Im Manitou-HB wird von einem Maximaldruck von 12 bar in der SPV-Kammer  geschrieben, während im Canyon-HB von einem Maximaldruck von 8,9 bar geschrieben wird. 
Welche Angabe ist denn jetzt richtig? Kann es sein, dass der Fehlerteufel hier zugeschlagen hat, denn die PSI-Angabe im Canyon-HB stimmt mit den Manitou-HB überhein.

175 PSI entsprechen in etwa 12 BAR und nicht 8,9 BAR
Genau wie 50 PSI in etwa 3,4 BAR und nicht 2,8 BAR 
Bei den 100 PSi sind sich beide HB's einig ca. 6,9 BAR.   

Wer hat da den Taschenrechner bedient?       

Hier kann man das nachrechnen http://www.sengpielaudio.com/Rechner-druck.htm 

Der maximale Druck für die Luftfederkammer sollte ca. 20 BAR/300 PSI nicht übersteigen, siehe Seite 14 des Manitou-HB's. Dort steht zwar nichts davon, aber wenn die Pumpe ca. 20 BAR aushalten soll, gehe ich mal davon aus, dass das in etwa stimmt.

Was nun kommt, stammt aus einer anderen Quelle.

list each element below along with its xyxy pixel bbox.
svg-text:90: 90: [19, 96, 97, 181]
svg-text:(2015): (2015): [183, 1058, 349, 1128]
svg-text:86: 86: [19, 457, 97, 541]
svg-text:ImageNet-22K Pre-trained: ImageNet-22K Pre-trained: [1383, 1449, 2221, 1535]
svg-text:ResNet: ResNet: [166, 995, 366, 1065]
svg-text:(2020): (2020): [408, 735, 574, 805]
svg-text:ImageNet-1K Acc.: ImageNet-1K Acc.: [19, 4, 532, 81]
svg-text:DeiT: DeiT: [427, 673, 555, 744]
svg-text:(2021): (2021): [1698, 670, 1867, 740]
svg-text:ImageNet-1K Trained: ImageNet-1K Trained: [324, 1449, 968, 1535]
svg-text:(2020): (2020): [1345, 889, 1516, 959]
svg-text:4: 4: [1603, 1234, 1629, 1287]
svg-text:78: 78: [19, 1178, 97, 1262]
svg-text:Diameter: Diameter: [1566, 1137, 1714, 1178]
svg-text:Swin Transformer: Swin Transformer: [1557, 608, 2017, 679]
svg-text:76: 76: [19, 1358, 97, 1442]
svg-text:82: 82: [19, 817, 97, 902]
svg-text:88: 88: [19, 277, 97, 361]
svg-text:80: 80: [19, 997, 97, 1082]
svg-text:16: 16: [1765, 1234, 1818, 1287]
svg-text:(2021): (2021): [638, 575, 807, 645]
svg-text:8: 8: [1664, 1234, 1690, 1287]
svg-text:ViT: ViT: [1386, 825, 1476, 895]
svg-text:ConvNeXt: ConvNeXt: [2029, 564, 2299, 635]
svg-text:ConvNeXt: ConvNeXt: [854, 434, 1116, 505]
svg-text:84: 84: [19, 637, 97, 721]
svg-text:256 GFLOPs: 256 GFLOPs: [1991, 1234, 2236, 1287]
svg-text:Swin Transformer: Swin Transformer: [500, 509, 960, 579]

Genug belehrt, aber ich weiß aus eigener Erfahrung im Schreiben von Bedienungsanleitungen und anderen Broschüren, man kann sich das 1000 mal durchlesen und meint es sei fehlerfrei aber seltsamerweise findet irgendeiner immer noch einen Fehler, diesmal war ich es.   

Ich werde mich morgen mal an die Einstellung des SVP-Dämpfers machen und dann mit dem neuen Bike ein Töurchen machen.


Gruß

Nifnaf


----------